Although none of the editors of InsideSurgery.com participated in his care, we have followed closely the news reports of his death and the developing story that physician-prescribed sedatives might have contributed to an overdose that caused a cardiorespiratory death.
Major news organizations are now reporting that the coroner is likely to rule Jackson’s death a homicide. The reported exact doses and schedule of the powerful sedatives prescribed to Jackson are being detailed.
The author of this post is a critical care physician who has wide experience with administering Valium, Ativan, and propofol to patients and who has received propofol as a patient. Some thoughts on the use of these drugs and the care that Jackson reportedly received is below:
First and foremost, propofol (Diprivan) should never be given in a home setting: this is grossly outside of the scope of acceptable practice. This drug is a cardiac and respiratory depressant and should only be given by anesthesia and intensive care physicians with wide experience.
Propofol has a relatively short onset of duration and a short duration of effect – if the patient is drug naieve to it. That is, if you only see the drug when you have your colonscopy every five years, it works within seconds of onset and “goes away when it is turned off.”
However, it can and will build up in the tissues in patients who have received long infusions of it or shorter, frequent exposure to it and can potentiate additional doses.

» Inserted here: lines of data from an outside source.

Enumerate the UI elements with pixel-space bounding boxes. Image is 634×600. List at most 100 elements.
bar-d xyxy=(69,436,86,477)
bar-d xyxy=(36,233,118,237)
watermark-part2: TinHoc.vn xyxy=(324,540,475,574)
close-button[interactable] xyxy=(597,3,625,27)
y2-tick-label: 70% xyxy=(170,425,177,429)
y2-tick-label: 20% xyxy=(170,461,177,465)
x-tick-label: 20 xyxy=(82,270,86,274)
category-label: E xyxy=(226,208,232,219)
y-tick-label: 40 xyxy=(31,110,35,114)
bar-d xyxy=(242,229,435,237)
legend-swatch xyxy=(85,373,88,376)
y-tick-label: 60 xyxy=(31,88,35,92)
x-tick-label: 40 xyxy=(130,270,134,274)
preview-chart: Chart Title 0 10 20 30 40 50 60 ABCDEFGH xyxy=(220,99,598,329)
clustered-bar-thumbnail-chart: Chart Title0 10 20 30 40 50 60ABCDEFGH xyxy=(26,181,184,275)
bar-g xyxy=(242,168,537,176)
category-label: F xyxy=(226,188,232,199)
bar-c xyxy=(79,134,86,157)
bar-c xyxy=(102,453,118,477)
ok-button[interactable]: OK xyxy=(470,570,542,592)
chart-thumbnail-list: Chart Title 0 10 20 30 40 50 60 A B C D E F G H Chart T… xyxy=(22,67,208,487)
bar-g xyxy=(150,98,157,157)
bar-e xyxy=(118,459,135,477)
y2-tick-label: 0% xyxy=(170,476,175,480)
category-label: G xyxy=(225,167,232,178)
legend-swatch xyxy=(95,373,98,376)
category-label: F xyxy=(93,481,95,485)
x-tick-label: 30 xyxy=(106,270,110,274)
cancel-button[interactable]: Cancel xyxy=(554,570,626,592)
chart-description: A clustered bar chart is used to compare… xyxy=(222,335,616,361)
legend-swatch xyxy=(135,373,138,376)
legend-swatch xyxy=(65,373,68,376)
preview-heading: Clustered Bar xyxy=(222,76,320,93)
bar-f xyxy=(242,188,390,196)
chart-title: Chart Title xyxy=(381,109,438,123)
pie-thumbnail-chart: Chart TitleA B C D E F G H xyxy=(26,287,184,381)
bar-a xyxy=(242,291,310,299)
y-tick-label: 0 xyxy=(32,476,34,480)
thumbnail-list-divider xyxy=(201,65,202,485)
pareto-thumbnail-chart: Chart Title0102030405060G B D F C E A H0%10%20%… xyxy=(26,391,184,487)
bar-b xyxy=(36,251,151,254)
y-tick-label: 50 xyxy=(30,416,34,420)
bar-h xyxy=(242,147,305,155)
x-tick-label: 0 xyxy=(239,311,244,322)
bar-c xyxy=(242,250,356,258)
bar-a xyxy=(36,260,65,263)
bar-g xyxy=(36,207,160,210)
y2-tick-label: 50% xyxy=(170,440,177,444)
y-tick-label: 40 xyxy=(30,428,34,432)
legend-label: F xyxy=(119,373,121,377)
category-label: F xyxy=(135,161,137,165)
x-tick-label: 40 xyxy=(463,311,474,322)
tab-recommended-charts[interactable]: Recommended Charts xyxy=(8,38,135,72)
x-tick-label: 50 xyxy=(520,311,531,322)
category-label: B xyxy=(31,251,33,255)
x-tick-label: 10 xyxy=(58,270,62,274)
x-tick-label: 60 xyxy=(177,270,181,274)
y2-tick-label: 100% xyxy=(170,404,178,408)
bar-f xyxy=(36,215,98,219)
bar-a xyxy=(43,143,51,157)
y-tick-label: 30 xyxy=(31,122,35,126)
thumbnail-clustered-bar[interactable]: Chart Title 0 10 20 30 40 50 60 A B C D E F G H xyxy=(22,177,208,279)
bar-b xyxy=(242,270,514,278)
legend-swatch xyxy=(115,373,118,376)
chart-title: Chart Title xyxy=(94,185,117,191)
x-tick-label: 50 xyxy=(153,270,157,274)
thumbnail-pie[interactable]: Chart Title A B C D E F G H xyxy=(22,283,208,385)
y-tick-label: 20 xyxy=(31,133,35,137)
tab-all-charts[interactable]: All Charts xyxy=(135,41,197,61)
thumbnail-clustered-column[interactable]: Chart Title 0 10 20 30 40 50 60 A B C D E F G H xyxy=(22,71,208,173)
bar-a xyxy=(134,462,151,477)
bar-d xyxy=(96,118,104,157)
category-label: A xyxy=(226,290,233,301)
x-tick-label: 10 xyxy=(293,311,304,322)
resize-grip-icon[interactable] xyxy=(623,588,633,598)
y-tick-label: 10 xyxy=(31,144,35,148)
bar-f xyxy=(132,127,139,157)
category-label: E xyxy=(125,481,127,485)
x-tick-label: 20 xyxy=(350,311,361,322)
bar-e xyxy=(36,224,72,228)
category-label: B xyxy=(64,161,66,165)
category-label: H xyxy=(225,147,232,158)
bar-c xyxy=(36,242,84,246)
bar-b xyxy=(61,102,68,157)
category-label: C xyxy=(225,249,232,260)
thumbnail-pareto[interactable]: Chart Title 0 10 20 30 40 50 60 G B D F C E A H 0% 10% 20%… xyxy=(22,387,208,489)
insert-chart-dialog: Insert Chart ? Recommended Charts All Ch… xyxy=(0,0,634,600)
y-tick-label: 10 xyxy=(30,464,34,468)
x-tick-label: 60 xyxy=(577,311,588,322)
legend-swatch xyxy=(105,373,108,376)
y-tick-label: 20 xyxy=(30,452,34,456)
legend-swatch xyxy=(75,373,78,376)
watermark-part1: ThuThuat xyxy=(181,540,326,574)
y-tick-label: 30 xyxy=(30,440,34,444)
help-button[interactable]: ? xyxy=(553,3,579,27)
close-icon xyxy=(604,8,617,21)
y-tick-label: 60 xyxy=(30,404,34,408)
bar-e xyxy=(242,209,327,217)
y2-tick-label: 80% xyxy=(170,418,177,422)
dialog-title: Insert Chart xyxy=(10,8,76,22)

Jackson’s doctor reportedly said that he injected Jackson and then left the room for a few minutes and when he returned, Jackson had stopped breathing. Patients should NEVER be left alone after being administered propofol, even for a few seconds.
Patients being given this drug must be placed on a heart monitor that detects heart rate and a blood pressure monitor of some type. It is not clear from reports if this was done by Dr. Murray
Jackson’s doctor claims he placed an oxygen saturation monitor on the patient. This device is a measure of oxygenation or “O2 saturation” only.
This type of monitor does not measure the respiratory status of a patient or how deeply and how fast a patient is breathing. It does not measure the patients partial pressure of carbon dioxide or PCO2, which is the important respiratory fvalue to monitor when giving propofol and “benzo’s”.
For example, it is possible to be dead and have a normal oxygen saturation for several minutes.
A physician who does not understand the above described limitations of monitoring is by definition not qualified to administer the drug.
When giving propofol to a non-intubated patient (i.e., without the breathing tube), the maximum initial dose I will use is 10 mgs. Dr. Murray administered 25 mgs after several doses of benzodiazepines (Ativan, Valium, and Versed), which will increase the heart and lung depression effect of propofol.
Patients sedated with propofol are not asleep (as Michael Jackson wished to be) and the use of propofol as a sleep inducer in the United States is outside the scope of standard care.
There is no reversal drug or antidote available to treat a propofol overdose, unlike Ativan, Valium, and Versed (which can be treated with the drug flumazenil.)
Patients who have respiratory depression with propofol need artificially controlled respirations by one of several methods.
A bag mask can be placed over the mouth and nose with air or oxygen forced into the lungs by squeezing it. Alternately, an endotracheal tube (breathing tube) or laryneal mask airway can be placed into the pharynx with air or oxygen delivered to the lungs.
It is not clear from reports if Dr. Murray had these items available when he administered the propofol, but if he did not it would be grossly negligent.
Benzodiazepines (Valium, Ativan, Versed)
Unlike propofol, these drugs are used as sleep inducers, but they are also strong sedatives that have the same respiratory and cardiac depressant effects as propofol.
Reports claim that Jackson was injected with these drugs. It is not clear if the injection was into a vein (intravenously) or into the muscle (intramuscularly or IM.)
Almost universally in the United States, benzodiazepines administered at home are given orally in pill form.
After Jackson was found to be in arrest, it is not clear if he was given flumazenil to reverse the effect of the Valium, Ativan, or Versed or if this was even available.
In medical settings, this reversal drug is typically available in case of overdose.
The dose and timing of the benzo’s given to Jackson is not inordinately high for an intensive care setting for a patient on a ventilator, but it is more than would be considered prudent in an outpatient, home setting.
Criminal Charges/Medical Malpractice
If accurate as reported, the administration of these drugs in this manner to Michael Jackson by Dr. Murray is widely deviant from standard of care. It may even be criminally negligent. However, although I am not an attorney or judge, it seems difficult to see how this would fit the charge of murder. It seems unlikely that Murray was intentionally giving Jackson these drugs to harm him.